Der Rest lief entspannt – das iPhone an der Firewall versorgt meine Strukturen ohne großartige Konfigurationsorgien temporär mit frischem Internet und ich beobachte am nächsten Tag freudigst, wie die „Packet loss“ Meldungen immer weniger werden.

24h später bin ich glücklich, weitere 24h später wird die Störung abgemeldet. Augenscheinlich hat man noch ein bisschen herumgetestet bevor man das Ticket schließt.

Ein Ergebnis gibt es auch

So rein technisch, also von der Entstörung her, ist das „eine Eins mit Sternchen“. Manche Sachen lassen sich halt nicht sofort reparieren, in dem Fall performt man dann halt mit Verbindlichkeit, Übernahme von Verantwortung und einer gewissen Kontinuität. Was hier ja auch erfolgt ist.

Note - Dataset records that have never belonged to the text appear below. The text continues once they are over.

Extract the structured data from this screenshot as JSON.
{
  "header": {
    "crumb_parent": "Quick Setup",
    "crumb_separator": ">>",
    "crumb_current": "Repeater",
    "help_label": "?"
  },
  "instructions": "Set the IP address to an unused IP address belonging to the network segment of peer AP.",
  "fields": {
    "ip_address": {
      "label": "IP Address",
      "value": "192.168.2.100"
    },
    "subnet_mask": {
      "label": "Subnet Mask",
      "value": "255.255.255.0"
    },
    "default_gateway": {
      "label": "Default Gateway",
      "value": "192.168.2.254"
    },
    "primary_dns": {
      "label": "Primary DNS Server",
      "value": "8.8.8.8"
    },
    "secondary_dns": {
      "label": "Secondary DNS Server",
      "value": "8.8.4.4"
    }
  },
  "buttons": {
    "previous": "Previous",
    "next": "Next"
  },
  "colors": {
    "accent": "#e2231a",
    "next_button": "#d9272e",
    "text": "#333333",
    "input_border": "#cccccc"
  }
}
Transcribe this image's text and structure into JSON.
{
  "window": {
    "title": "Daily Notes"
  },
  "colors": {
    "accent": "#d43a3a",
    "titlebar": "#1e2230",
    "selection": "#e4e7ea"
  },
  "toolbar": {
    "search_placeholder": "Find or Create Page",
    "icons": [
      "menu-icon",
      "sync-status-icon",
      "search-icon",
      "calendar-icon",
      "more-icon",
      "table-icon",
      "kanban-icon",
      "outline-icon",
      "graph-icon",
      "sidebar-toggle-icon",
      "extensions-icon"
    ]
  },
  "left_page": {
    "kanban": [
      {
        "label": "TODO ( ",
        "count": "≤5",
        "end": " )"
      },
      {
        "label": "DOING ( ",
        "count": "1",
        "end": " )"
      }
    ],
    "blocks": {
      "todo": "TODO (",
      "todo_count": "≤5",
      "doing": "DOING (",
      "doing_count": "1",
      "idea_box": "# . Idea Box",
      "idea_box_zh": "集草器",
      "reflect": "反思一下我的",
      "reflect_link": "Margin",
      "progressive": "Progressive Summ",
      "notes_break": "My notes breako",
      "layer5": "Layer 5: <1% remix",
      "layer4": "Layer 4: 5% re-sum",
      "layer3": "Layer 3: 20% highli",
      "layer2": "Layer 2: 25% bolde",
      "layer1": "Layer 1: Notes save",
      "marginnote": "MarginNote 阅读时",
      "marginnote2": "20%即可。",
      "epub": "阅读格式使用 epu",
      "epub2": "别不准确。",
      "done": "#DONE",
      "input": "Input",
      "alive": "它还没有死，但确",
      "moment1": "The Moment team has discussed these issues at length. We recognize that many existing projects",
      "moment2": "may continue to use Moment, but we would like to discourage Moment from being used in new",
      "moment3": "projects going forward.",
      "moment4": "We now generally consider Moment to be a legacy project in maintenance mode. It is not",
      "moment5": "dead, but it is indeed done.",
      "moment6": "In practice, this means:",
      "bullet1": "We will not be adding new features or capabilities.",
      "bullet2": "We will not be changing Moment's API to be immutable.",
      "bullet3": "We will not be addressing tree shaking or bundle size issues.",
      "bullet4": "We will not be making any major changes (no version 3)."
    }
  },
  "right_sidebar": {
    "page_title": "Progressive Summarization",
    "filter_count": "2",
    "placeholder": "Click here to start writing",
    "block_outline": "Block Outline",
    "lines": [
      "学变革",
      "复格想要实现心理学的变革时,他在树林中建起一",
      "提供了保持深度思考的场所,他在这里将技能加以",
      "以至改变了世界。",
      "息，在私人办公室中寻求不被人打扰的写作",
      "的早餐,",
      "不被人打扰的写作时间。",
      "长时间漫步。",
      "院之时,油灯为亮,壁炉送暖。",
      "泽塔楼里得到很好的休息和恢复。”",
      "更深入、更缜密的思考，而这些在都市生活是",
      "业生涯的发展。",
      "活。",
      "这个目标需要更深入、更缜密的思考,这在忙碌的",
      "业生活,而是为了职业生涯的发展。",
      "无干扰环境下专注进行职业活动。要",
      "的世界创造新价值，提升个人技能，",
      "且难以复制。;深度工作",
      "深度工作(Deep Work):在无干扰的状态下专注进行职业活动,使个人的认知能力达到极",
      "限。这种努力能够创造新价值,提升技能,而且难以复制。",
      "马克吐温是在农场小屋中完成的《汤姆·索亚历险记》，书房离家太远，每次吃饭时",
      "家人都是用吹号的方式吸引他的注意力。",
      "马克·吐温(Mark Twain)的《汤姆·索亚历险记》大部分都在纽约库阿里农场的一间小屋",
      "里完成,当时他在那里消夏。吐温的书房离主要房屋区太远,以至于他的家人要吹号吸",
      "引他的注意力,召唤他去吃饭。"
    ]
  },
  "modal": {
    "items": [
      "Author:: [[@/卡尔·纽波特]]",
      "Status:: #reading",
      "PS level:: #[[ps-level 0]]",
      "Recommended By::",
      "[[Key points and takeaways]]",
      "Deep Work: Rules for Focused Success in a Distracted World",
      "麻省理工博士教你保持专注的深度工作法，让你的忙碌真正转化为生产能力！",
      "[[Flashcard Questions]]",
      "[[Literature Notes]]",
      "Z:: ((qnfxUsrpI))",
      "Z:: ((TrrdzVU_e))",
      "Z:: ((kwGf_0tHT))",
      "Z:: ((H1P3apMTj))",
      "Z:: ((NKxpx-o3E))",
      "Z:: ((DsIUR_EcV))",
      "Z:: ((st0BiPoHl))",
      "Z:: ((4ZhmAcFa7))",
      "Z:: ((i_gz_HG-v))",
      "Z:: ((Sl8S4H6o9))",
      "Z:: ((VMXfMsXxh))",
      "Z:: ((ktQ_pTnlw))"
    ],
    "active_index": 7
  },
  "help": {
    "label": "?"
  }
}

Aaaaaber, es gibt auch ein…

Persönliches Fazit

Die Art und Weise, wie Störungen aufgenommen werden, ist eine Zumutung. Wenn ich anrufe, dann möchte ich sofort mit einem Menschen sprechen, der sich um die gleiche Freundlichkeit und Wertschätzung bemüht wie ich es tue. Echt jetzt. Höflichkeit ist Minimum!

Ich möchte nicht das Gefühl haben, dass sich die Manager, Abteilungs-, Service- und Teamleiter, Aktionäre usw. so viel Geld in die Taschen stopfen, dass offenbar kein Budget mehr für ausreichend Viele und qualifizierte Mitarbeiter übrig ist.

Mit anderen Worten: DAS WAR SAUKNAPP, Jungs und Mädels!

Achja – mit meinem Produktportfolio liege ich inklusive HD-Option, zusätzlicher Smartcard, Routermiete usw. locker über 100 Euro pro Monat. Noch!